SEE: Learn everything you need to know about Microsoft Copilot with TechRepublic's cheat sheet.
In addition to using AI to create, analyze or summarize content, organizations are considering how their product or production process could change using AI. According to the report, the majority of senior management respondents believe AI most strongly influences their operational strategy (59%) and product/service strategy (53%).
“I think that's what virtually every company is considering right now: a company's operations have a lot of routine, repetitive work that could be described with an instruction manual,” Wong said.
These routine tasks are ideal for AI. In the legal field, he said, AI could change the process for companies to file regulatory or statutory documents.
What responsible, “professional-grade” AI looks like
Respondents had diverse ideas about what constituted responsible use of AI at work. Many considered data security to be a key aspect of responsible use of AI. Others valued:
- Data security at the request or query stage.
- Mandatory review of results by a human professional.
- Care must be taken as to what tasks AI-powered technologies can be used for.
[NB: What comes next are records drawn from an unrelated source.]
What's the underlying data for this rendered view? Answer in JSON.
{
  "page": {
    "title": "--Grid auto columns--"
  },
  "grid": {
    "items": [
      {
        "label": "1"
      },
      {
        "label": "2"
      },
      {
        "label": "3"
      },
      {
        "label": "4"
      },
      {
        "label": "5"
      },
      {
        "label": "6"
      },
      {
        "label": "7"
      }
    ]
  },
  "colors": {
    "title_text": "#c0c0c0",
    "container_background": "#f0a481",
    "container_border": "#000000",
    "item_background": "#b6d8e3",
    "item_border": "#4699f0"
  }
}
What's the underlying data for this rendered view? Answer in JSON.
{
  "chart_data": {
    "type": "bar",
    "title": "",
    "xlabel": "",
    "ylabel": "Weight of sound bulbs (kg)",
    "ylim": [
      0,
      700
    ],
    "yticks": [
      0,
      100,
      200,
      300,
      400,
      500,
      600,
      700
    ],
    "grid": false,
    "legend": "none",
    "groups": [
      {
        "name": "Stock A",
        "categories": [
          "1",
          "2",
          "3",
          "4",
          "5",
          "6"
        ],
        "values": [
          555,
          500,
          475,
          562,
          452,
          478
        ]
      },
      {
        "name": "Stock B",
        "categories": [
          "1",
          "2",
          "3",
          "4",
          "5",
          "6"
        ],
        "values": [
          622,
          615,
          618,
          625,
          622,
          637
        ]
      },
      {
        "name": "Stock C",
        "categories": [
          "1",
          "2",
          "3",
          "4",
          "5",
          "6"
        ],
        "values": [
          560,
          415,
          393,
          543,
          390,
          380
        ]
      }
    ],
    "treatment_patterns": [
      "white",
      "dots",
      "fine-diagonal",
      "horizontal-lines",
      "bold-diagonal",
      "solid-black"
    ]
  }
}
- Transparency in the data sources from which the responses have been extracted.
“If someone says that [generative AI is] “If someone does something perfectly, without hallucinations, without errors, then either they are deluded or the claim should be scrutinized,” Wong said. “But you want transparency in the performance.”
Responsible AI systems used in professional settings should be based on validated content, be measurable and able to be referenced, he said. They should be built with security, reliability and confidentiality in mind.
ChatGPT is “the worst example of a generative AI solution for professionals because it doesn’t meet those needs,” Wong said. “But in fact, you can design a privacy-safe and confidential ChatGPT that doesn’t train on data. Those are system design decisions. They’re not inherent to AI.”